FIG. 1 is a sectional view showing a MOS semiconductor device according to an embodiment of the present invention.

FIG. 2 is a diagram showing an impurity distribution in a depth direction of a MOS semiconductor device according to an embodiment of the present invention.

FIG. 3 is a diagram showing a calculation result of an equation for a generation ratio of interband tunnel electrons according to an embodiment of the present invention.

FIG. 4 is a diagram showing a manufacturing process of a MOS semiconductor device according to an embodiment of the present invention.

FIG. 5 is a diagram showing a manufacturing process of a MOS semiconductor device according to an embodiment of the present invention.

FIG. 6 is a diagram showing a manufacturing process of a MOS semiconductor device according to an embodiment of the present invention.

FIG. 7 is a diagram showing a manufacturing process of a MOS semiconductor device according to an embodiment of the present invention.

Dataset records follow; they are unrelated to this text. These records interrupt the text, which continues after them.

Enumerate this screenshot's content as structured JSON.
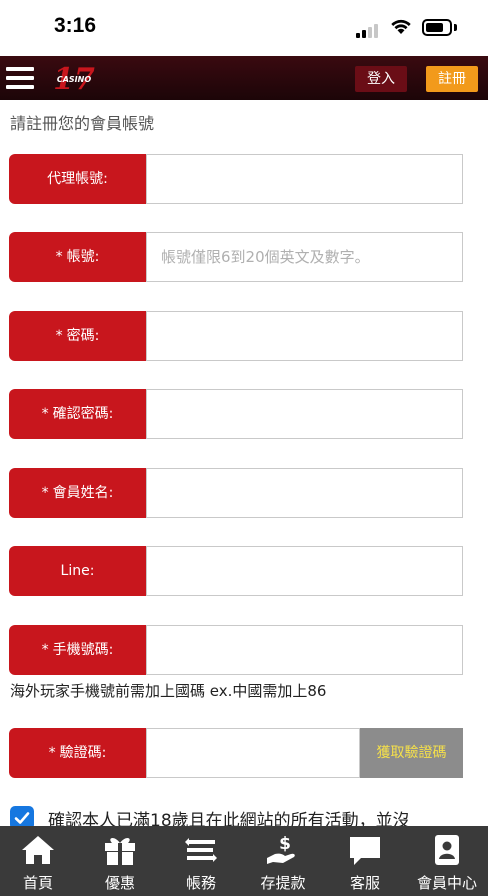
{
  "status_bar": {
    "time": "3:16"
  },
  "header": {
    "logo_text": "17",
    "logo_sub": "CASINO",
    "login_label": "登入",
    "register_label": "註冊"
  },
  "intro": "請註冊您的會員帳號",
  "form": {
    "agent": {
      "label": "代理帳號:",
      "value": ""
    },
    "account": {
      "label": "帳號:",
      "required": "*",
      "placeholder": "帳號僅限6到20個英文及數字。"
    },
    "password": {
      "label": "密碼:",
      "required": "*"
    },
    "confirm_password": {
      "label": "確認密碼:",
      "required": "*"
    },
    "name": {
      "label": "會員姓名:",
      "required": "*"
    },
    "line": {
      "label": "Line:"
    },
    "phone": {
      "label": "手機號碼:",
      "required": "*"
    },
    "phone_note": "海外玩家手機號前需加上國碼 ex.中國需加上86",
    "captcha": {
      "label": "驗證碼:",
      "required": "*",
      "button": "獲取驗證碼"
    },
    "agree_text": "確認本人已滿18歲且在此網站的所有活動，並沒",
    "agree_checked": true
  },
  "bottom_nav": [
    {
      "label": "首頁",
      "icon": "home-icon"
    },
    {
      "label": "優惠",
      "icon": "gift-icon"
    },
    {
      "label": "帳務",
      "icon": "transfer-icon"
    },
    {
      "label": "存提款",
      "icon": "deposit-icon"
    },
    {
      "label": "客服",
      "icon": "chat-icon"
    },
    {
      "label": "會員中心",
      "icon": "member-icon"
    }
  ],
  "colors": {
    "primary_red": "#c8161d",
    "header_dark": "#2a070c",
    "register_orange": "#f29a1b",
    "nav_bg": "#3a3a3a",
    "check_blue": "#1677e0"
  }
}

FIG. 8 is a diagram showing a manufacturing process of a MOS semiconductor device according to an embodiment of the present invention.

FIG. 9 is a diagram showing a manufacturing process of a MOS semiconductor device according to an embodiment of the present invention.

FIG. 10 is a cross-sectional view showing a conventional MOS semiconductor device.

[Explanation of symbols]

 1 Silicon substrate 2a, 2b Source region 3 Drain region 4 Gate 5 Gate oxide film 7 Surface diffusion layer

Claims (1)

[Claims] 1. A MOS provided with a semiconductor substrate of a first conductivity type.
Type semiconductor device, a drain region formed of a second-conductivity-type high-concentration impurity diffusion layer, a source region formed of a first-conductivity-type high-concentration impurity diffusion layer, and a part of the source region on the substrate surface side are formed. A second conductivity type high-concentration impurity diffusion layer region, and a gate partially overlapping the second conductivity type high-concentration impurity diffusion layer region via a gate insulating film. apparatus.